Yarış hep alışıldığı üzere prologla değil, normal etapla başlayacak. Demek oluyor ki, ilk Sarı Mayo bir sprintere gidecek. Cavendish, Sagan, Greipel ve Kittel bu şeref için her şeyi yapacaklardır. Porto Vecchio'dan start aldıktan sonra, önce güneye Bonifacio'ya gidilecek, sonra dönüp kuzeye, Bastia'ya deniz kıyısından gidilecek. Finişte kan çıkması sürpriz olmaz. İkinci gün Bastia'dan Ajaccio'ya ciddi yokuşlu bir parkur, ertesi gün de Ajaccio'dan Calvi'ye sürekli iniş çıkışlı, kaçış grubuna imkan tanıyan bir etapla Korsika defteri kapanıyor. Eğer ilk etabı Peter Sagan kazanırsa, Cannondale takımı  Sarı Mayo'yu Nice'e kadar korumak için çok uğraşacaktır. Ama diğer sprinterler 2. ve 3. Etap'tan ancak mor renkte çıkabilirler.






Nice'deki takım saate karşıdan sonra Pireneler'e giderken Marsilya, Aix-en-Provence, Montpellier ve Albi gibi klasik Tour kentlerinden geçilecek. Bu sene ASO ağırlığı yarışın sonlarındaki Mont Ventoux ve Alpler'e verdiğinden, Pireneler'in o meşhur yokuşları pek yok. Düşük profilli 2 etapla geçip (ilk zirve finişi 6 Temmuz'da Ax 3 Domaines'de), Loire bölgesine yollanacaklar.  İlk haftanın sonunda bazı favoriler yarıştan kopmuş olabilir. Fransa'nın en turistik yerlerinden Saint Malo ve Mont Saint-Michel'de (ITT) devam ettikten sonra Tour ülkeyi çapraz geçerek Lyon'a kadar inecek. Bu etaplarda Yeşil Mayo mücadelesi öne çıkacak. Fransa'nın ulusal bayramı 14 Temmuz Pazar günü ise muhteşem Mont Ventoux çıkılacak. 242.5 km'lik bir dev etap. "Ay valla ben Fransa Turu'nu çok severim!" falan diyen birini o gün plajda kıçı devirmiş yatarken görürseniz direk suratına tükürün. Bu etap kaçmaz, kaçmamalı...

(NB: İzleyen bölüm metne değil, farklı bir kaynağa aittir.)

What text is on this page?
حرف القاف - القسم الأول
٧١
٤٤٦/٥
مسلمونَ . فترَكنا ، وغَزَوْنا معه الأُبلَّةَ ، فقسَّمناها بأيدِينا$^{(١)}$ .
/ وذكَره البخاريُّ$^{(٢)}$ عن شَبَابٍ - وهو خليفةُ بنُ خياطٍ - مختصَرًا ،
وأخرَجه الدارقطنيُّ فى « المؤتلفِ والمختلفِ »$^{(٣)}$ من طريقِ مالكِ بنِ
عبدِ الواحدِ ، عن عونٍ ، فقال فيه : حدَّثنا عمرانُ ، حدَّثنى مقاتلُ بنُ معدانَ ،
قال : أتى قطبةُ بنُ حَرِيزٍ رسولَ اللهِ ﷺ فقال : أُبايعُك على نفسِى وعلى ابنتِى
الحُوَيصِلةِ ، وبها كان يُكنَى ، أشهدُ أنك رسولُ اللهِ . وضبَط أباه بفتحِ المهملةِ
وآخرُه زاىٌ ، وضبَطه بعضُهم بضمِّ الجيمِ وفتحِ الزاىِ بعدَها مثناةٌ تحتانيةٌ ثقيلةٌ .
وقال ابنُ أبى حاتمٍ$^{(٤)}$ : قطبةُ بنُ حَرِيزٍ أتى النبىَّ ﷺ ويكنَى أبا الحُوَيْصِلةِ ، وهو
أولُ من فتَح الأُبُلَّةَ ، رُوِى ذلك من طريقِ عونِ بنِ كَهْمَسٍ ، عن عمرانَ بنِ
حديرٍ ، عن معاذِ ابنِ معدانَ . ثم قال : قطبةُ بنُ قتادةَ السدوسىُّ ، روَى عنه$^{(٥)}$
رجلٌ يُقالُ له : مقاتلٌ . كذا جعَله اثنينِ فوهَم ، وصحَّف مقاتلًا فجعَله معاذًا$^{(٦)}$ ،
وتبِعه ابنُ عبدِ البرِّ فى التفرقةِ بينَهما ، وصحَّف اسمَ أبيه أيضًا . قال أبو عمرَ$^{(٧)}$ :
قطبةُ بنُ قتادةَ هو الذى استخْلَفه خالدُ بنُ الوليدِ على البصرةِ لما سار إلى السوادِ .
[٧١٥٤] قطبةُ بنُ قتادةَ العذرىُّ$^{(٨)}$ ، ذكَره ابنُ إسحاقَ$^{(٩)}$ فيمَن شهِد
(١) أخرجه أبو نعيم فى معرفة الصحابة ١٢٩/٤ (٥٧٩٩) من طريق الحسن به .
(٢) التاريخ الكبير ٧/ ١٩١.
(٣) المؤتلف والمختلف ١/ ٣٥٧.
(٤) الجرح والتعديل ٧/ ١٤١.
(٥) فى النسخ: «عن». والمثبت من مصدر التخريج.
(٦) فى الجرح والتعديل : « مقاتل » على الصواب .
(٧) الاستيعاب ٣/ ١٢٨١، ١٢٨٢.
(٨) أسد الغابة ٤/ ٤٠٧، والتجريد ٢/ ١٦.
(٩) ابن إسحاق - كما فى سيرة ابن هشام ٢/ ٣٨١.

 Mont Ventoux'da bir hayalet

Son hafta ise yokuştan başımız dönecek. 17 Temmuz'da ikinci ITT'den sonra "2 x L'Alpe d'Huez" var. "L'Alpe" tarihte ilk defa 2 kez üst üste çıkılacak. Bunun ne demek olduğunu anlatabilmek için aklıma hep müstehcen metaforlar geliyor. Karımın yazıyı okuması ihtimalini düşünerek şöyle diyeyim: Roger Waters'ın The Wall konserini seyredip delirmişsin. Konser sonunda tam kapıdan çıkarken Waters bu kez Gilmour ve Mason'ı da yanına alıp tekrar sahneye çıkıyor, inceden Dark Side of The Moon'a giriyorlar ve konser 2 saat daha sürüyor. Oldu mu?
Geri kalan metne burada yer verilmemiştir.